Updated for 2016!
Tiny business owners, you know who you are: you’re a single member LLC or sole proprietor, or maybe you’re in business with your spouse. You might even have an employee or two, but that’s about it. When Congress passes laws to help “small business” they don’t mean us. This post is for you. If you have a Sub-chapter S corporation, I’ve got some different tips here: Tax Tips for Sub-chapter S Corporations
Number 1: If you’re going to be in the red for this year, you don’t really need to worry about reducing your business tax, right? Your negative business income will help offset your other income (if you’re lucky enough to have some). You can devote your energy to being profitable next year.
Number 2: If your business is in the black, congratulations! You’re going to want to look at cash flow and make sure you’re got enough cash to pay your upcoming expenses (like payroll and payroll tax if you’ve got it), but let’s look at some ways to reduce your excess income before the year is out.
Hire your kids: If you’ve got kids under the age of 18, you can hire then without having to pay FICA. It used to be if you had an LLC, you paid FICA for your kids but that changed in 2011 so even if you have an LLC, you don’t pay FICA on your children’s wages. There are rules that have to be followed, but if you could use a little help at work this time of year you’d at least be keeping the money in the family. For more information check this: Hire Your Kids
Pre-pay business expenses: Most tiny business owners use something called “cash basis accounting”, basically, you’re taxed on what comes in versus what goes out. If you are cash heavy, you can pre-pay some of your business expenses for up to twelve months. For example: I lease my office space, I’ve got a one year contract so I know that I’m going to have that monthly expense for the rest of the year. If I were cash heavy (in my dreams) I could prepay my rent for the next year and write it off on this year’s taxes. But you see how you can play with that? While I won’t be paying a full year of rent in advance, I did pay a few January bills early.
Delay invoices: Remember, this only works if you’re cash flush. Let’s say you did a job and a client owes you $1000 and you normally would send out the bill with a due date of December 30th. Change to due date to January 15th—you’re pushing that income ahead to next year. Besides, your client might just appreciate the break at Christmastime. I set up a billing schedule for a client that didn’t start until January and I used “I thought you could use a little Christmas break.” She was thrilled and I delayed the income—talk about a perfect win/win situation.

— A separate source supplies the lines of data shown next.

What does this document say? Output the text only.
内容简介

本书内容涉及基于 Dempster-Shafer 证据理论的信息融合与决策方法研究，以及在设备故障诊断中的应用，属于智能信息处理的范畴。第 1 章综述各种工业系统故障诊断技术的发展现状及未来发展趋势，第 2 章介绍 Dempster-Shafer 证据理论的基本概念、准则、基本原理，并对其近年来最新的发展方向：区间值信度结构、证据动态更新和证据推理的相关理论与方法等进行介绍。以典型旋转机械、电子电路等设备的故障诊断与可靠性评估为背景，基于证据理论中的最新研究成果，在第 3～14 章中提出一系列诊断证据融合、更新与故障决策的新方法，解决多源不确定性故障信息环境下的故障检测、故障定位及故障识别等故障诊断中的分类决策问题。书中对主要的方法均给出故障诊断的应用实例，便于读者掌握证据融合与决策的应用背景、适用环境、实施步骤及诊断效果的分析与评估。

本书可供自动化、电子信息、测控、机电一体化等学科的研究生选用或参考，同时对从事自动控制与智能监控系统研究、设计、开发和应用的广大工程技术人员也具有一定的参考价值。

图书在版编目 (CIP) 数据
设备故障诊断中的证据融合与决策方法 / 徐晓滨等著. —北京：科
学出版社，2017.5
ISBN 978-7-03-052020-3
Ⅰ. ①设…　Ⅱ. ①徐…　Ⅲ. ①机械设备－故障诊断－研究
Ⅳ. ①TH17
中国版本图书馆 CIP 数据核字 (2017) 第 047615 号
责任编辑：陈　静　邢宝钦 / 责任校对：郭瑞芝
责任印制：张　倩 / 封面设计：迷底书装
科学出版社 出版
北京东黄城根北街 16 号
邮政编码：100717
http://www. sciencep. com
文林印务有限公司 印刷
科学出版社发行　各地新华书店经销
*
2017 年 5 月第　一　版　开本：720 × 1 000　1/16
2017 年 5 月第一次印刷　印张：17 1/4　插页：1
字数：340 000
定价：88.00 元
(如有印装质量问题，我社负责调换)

Credit card purchases: According to IRS rules, if you buy something with a credit card, you’ve bought it now. So, let’s say you’re a little cash poor right now but you’ll have the revenues next month to cover your expenses. Pay expenses with your credit card and it will count as having been paid when charged. I always like to be cautious about credit card spending–hate those bills, but it’s a good solution for some businesses.
This one I don’t like to say, but buy equipment: If you need it. I almost hate to list this as advice because it’s the standard that everybody says every year. One of my clients fired his old accountant for saying it. Like he said, “I know what I do need and don’t need to run my business and I don’t need any more equipment. What other ideas you got?” Here’s my advice, “Don’t buy crap you don’t need.” If you do need equipment, and you’re profit heavy, it’s better to buy in December than in January. But buy what makes sense for the business.
Get your retirement plan in place: If you’re just investing in an IRA, you don’t need to worry about that yet, you’ve got until April to do that. If you’ve been wanting to set up a SEP or a 401(k), you need to get that done by December 31st. Contact your financial advisor about setting up your business retirement plan.
Last, because this isn’t really business: charitable contributions. If you’re a sole proprietor, your charitable contributions do not count as business expenses. So if you give money to the Salvation Army, that’s a personal deduction, not a business deduction. Every year, I see a lot of people trying to claim their charitable contributions as business expenses and it won’t fly with the IRS. Even if you pay a charity from your business bank account, it’s not allowed as a business expense. Charitable contributions won’t help reduce your self-employment taxes. Please give to charities and give generously, but know that it’s a personal deduction, not a business one.